Monday, April 25, 2016

From My Collection: Murray’s English Grammar 1827

My 1827 copy of A New Abridgement Of Murray’s English Grammar
I collect books. Not surprising for an author, I know, but the books I collect aren't on most wishlists.

I only collect certain antique textbooks. My favorites are pre-1860 American schoolbooks because I imagine these books could have been taken to the Land with the founders in my Uncharted series. Good condition is a plus, but I love little notes and doodles by students. I also find fading, foxing, and crackly pages charming.

Title page of A New Abridgement Of Murray’s English Grammar

Since this hobby is strongly linked to my fiction series, I decided to feature some of these wonderful old schoolbooks. I refer to them in my stories and sometimes show a character reading or holding one. Today I present an 1827 copy of A New Abridgement Of Murray’s English Grammar. The actual title is: A New Abridgement Of Murray’s English Grammar, with questions, containing all that is generally used in the duodecimo and octavo editions, condensed and arranged to facilitate the learner.

Fun 190 year old doodle of a goat and a house.
Lindley Murray was an American Quaker born at Swatara, Pennsylvania in 1745. After the American Revolution, he moved to England where he wrote many prominent textbooks, including Murray’s English Grammar. 

According to the now public domain article[1] by Charlotte Fell Smith (1894): His attention was... drawn to the want of suitable lesson-books for a Friends' school for girls in York, and in 1795 he published his ‘English Grammar.’ The manuscript petition from the teachers requesting him to prepare it has been religiously preserved. The work became rapidly popular; it went through nearly fifty editions, was edited, abridged, simplified, and enlarged in England and America, and for a long time was used in schools to the exclusion of all other grammar-books.

Lindley was married 57 years and had no children. He wrote and published 11 textbooks. Hundreds of thousands of copies of his books were used in schools around the world. Through his books, he taught more children than most of us ever will.


The author, Lindley Murray, died in 1826, so it's understandable the publisher didn't consult him on the alteration.

You can see and feel the press marks in the paper. Love the old process!

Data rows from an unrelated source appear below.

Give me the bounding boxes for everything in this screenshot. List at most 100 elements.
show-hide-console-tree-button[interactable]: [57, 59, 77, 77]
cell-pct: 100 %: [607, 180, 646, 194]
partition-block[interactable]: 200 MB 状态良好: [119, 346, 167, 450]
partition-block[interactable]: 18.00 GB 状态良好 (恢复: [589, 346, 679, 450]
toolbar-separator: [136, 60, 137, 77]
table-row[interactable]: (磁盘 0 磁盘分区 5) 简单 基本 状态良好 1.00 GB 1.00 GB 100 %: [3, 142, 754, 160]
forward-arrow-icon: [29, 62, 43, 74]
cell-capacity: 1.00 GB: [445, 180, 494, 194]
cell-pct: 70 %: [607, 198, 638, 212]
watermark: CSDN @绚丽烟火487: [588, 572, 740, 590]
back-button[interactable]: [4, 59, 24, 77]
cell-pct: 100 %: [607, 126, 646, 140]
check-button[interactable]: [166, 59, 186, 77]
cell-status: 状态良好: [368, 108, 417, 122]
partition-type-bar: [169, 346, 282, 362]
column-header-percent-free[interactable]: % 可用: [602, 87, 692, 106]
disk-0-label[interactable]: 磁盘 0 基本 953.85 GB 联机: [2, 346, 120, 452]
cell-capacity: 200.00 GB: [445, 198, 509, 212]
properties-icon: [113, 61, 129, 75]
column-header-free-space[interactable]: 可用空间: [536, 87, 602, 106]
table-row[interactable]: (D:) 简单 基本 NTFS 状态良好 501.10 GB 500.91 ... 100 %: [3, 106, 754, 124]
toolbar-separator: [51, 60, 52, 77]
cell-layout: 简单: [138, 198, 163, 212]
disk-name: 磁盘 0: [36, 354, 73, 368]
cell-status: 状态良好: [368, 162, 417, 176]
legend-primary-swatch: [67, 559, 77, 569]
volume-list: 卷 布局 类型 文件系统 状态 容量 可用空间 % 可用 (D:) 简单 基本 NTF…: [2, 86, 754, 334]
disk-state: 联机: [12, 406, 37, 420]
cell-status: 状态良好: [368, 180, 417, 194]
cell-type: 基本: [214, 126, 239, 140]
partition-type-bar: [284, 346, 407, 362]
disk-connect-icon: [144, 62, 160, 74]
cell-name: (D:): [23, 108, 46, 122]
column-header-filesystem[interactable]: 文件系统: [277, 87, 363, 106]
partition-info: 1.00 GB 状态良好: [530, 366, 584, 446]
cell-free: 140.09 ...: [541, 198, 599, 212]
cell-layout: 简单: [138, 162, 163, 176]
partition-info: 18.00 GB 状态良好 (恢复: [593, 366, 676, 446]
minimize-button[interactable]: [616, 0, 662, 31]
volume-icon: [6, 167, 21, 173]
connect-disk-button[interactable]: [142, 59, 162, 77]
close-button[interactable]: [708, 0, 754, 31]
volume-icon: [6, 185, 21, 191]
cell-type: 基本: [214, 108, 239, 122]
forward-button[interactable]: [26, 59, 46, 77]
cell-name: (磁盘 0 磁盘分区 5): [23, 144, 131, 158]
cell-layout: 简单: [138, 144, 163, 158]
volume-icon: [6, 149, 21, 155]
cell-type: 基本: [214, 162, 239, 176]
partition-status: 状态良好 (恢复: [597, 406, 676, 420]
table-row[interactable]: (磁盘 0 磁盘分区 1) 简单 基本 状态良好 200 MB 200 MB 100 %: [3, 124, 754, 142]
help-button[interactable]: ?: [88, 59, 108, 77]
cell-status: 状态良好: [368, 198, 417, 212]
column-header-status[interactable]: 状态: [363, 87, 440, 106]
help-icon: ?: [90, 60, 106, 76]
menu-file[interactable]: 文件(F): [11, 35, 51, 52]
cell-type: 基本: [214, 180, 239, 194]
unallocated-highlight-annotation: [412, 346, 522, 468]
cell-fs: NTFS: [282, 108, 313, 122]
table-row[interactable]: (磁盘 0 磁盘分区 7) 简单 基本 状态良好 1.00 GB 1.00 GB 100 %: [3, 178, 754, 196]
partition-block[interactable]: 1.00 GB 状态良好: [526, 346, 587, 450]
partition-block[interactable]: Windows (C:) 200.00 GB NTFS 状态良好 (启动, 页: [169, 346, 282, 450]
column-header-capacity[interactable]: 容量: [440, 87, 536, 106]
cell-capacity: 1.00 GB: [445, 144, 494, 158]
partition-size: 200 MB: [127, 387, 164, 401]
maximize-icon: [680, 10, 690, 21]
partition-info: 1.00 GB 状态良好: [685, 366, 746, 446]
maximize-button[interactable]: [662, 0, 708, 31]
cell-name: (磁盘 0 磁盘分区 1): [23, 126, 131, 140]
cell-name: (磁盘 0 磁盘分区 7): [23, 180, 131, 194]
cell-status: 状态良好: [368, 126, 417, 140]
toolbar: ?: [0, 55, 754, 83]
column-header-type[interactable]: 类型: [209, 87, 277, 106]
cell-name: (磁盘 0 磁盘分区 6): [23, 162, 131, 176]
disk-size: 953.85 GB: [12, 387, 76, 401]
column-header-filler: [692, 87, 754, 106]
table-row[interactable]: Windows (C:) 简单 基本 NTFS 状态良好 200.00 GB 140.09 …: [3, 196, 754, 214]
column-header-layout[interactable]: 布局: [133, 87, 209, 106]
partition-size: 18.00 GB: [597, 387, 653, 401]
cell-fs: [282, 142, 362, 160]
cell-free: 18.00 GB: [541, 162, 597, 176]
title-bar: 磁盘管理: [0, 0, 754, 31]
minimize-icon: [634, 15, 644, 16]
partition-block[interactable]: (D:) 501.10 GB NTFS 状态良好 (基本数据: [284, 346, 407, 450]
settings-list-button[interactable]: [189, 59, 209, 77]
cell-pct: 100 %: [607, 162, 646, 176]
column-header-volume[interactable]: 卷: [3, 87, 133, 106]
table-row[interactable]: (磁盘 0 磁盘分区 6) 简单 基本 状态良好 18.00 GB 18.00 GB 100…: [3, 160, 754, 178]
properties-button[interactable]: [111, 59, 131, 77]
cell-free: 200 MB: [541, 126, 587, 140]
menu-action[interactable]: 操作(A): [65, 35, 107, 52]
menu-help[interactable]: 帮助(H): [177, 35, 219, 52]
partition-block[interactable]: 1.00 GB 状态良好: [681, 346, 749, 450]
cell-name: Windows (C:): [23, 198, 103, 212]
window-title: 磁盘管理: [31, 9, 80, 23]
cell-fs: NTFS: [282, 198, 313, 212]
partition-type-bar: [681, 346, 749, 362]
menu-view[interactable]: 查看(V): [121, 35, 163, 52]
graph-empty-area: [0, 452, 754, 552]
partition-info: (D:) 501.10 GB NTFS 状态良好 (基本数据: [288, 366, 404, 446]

[1] Smith, Charlotte Fell (1894). “Murray Lindley”. Dictionary of National Biography. 39. London: Smith, Elder & Co.

2 comments:

  1. That is so awesome! I got to look at a Bible that was very old. The pages were very fragile, but that old book smell was there. I imagined who got to read it and the fact that it was passed down in the family was amazing to me. Books have so many secrets!